Incorrect Key Naming or Usage: If your application uses many short-lived or very specific keys that aren’t reused, or if keys are being generated incorrectly, you might be setting and getting different keys for what should be the same data.
- Diagnosis: Review your application’s cache key generation logic. Are you accidentally creating unique keys for identical data? Are you setting a key and then immediately trying to get a slightly different one?
- Fix: Standardize your cache key naming conventions. Ensure that identical data always maps to the same key. For example, instead of user:123:profile:update_timestamp, use user:123:profile.
- Why it works: Consistent key usage ensures that when data is requested, the correct, existing cache entry is found.
Cache Sharding/Distribution Issues: If you have multiple memcached instances, but your application logic isn’t distributing keys evenly across them, one instance might be overloaded and evicting heavily while others are underutilized.
- Diagnosis: Monitor stats for each memcached instance. Look for significant variations in get_hits, cmd_get, and evictions across your memcached pool.

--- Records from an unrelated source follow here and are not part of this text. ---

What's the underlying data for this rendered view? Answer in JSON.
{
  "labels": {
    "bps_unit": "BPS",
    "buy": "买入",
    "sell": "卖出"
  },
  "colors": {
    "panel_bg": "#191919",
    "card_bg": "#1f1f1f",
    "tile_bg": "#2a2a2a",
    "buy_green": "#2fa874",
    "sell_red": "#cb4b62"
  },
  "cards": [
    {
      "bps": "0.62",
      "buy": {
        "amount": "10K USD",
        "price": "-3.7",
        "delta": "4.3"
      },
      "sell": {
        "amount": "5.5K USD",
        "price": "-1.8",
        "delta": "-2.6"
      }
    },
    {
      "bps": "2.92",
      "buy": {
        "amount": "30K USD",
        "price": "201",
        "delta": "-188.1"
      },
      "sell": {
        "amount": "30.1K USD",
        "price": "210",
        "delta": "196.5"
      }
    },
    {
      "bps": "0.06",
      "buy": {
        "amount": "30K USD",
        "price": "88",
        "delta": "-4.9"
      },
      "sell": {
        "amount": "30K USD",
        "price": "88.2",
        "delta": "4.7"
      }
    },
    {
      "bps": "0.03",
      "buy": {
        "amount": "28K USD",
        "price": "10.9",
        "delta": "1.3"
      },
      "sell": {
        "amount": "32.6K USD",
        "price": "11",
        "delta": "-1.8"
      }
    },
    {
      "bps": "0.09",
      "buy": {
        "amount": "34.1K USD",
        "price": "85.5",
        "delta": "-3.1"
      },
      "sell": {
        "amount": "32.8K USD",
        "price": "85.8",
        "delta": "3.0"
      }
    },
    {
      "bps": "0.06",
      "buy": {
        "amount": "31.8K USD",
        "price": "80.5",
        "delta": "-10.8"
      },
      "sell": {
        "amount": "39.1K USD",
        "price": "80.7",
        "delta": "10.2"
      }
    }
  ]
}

- Fix: Review your application’s memcached client library or custom sharding logic. Ensure a consistent hashing algorithm (like Ketama or consistent hashing) is used to distribute keys across your available memcached servers.
- Why it works: Even distribution ensures that the load and memory usage are spread across all memcached nodes, preventing hot spots.
Application Logic Not Caching at All: The most basic reason for a low hit ratio is that the application simply isn’t using memcached effectively, or at all, for frequently accessed data.
- Diagnosis: Trace your application’s data access patterns. Identify frequently hit data sources (databases, APIs) and verify if and how memcached is being used to cache responses.
- Fix: Implement or improve caching logic in your application. Before fetching from a slow backend, check memcached. If the data is there (hit), return it. If not (miss), fetch from the backend, store it in memcached with an appropriate TTL, and then return it.
- Why it works: Proactive caching reduces the load on backend systems and improves response times by serving data from the fast in-memory cache.

After fixing these, you might encounter issues with memcached connection pooling if your application opens and closes connections frequently, as the overhead of establishing connections can become a bottleneck.